Hybridation : La désignation générique propose d’emblée que nous sommes devant une forme hybride, soit celle du mélange entre l’essai et le journal, même s’il s’agit en fait d’un collage des deux formes. C’est toutefois grâce au titre que l’on devine la parenté thématique avec la biographie.
Différenciation : Cet essai-journal se différencie de la biographie traditionnelle en refusant le côté «scientifique» et en privilégiant une approche subjective de la part du biographe. Le rapport entre le biographe et le biographé, qui est souvent de l’ordre de la fascination, est ici ouvertement assumé.
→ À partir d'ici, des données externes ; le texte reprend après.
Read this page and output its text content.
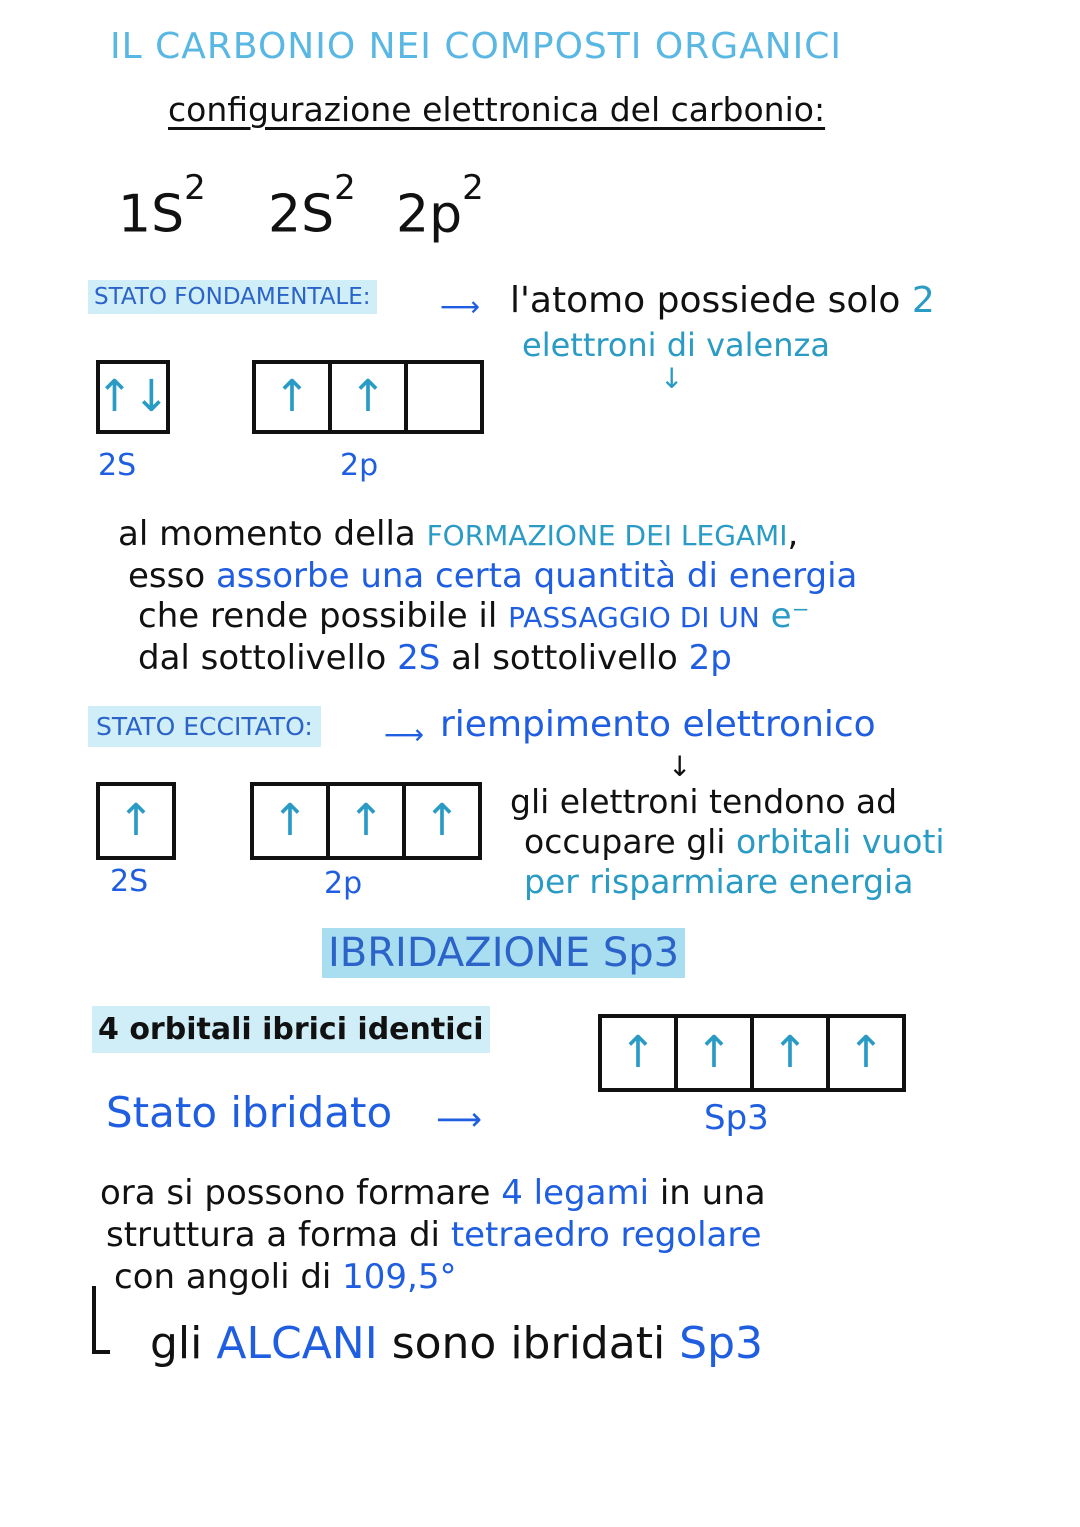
IL CARBONIO NEI COMPOSTI ORGANICI
configurazione elettronica del carbonio:
$1S^2$ $2S^2$ $2p^2$
STATO FONDAMENTALE: ⟶ l'atomo possiede solo 2
elettroni di valenza
↓
↑↓	↑ ↑
2S	2p
al momento della FORMAZIONE DEI LEGAMI,
esso assorbe una certa quantità di energia
che rende possibile il PASSAGGIO DI UN e⁻
dal sottolivello 2S al sottolivello 2p
STATO ECCITATO:	⟶ riempimento elettronico
↓
gli elettroni tendono ad
occupare gli orbitali vuoti
per risparmiare energia
↑	↑ ↑ ↑
2S	2p
IBRIDAZIONE Sp3
4 orbitali ibrici identici	↑ ↑ ↑ ↑
Sp3
Stato ibridato ⟶
ora si possono formare 4 legami in una
struttura a forma di tetraedro regolare
con angoli di 109,5°
gli ALCANI sono ibridati Sp3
Transposition : - Transposition des œuvres autobiographiques de Tolstoï ; simplement par extraits qui viennent appuyer les explications de VLB ou encore parce qu’ils touchent sa sensibilité : «Cette scène, je ne peux résister à la tentation de la citer au complet, d’abord parce qu’elle est belle en elle-même, et aussi parce qu’elle est éclairante sur la problématique tolstoïenne» (p.44) - Transposition de l’œuvre «intime» de Sophie Bers et Léon Tolstoï : Dans un chapitre intitulé «Sophie Bers», VLB oppose les voix des deux protagonistes à travers leurs journaux (p.65-68). En juxtaposant ainsi des extraits et en les situant dans un contexte d’écriture différent, il donne un nouveau sens aux paroles de chacun.
LA LECTURE
Pacte de lecture : Le pacte de lecture propose d’accepter pour vraies les propositions qui sont faites à travers l’essai-journal, tout en excusant certaines lacunes de l’auteur. Selon son propre aveu, il ne vise pas à l’exhaustivité, à l’objectivité où à l’uniformité du style. Il cherche plutôt à rendre, sous une forme ou une autre, de sa passion pour Tolstoï et pour le travail d’écriture en général.
Attitude de lecture : La façon narcissique qu’à VLB de travailler est terriblement agaçante, mais je dois admettre qu’il a du talent et qu’il est pour le moins original. La famille Tolstoï qu’il dépend, malheureusement proche de la réalité, est tout simplement exécrable.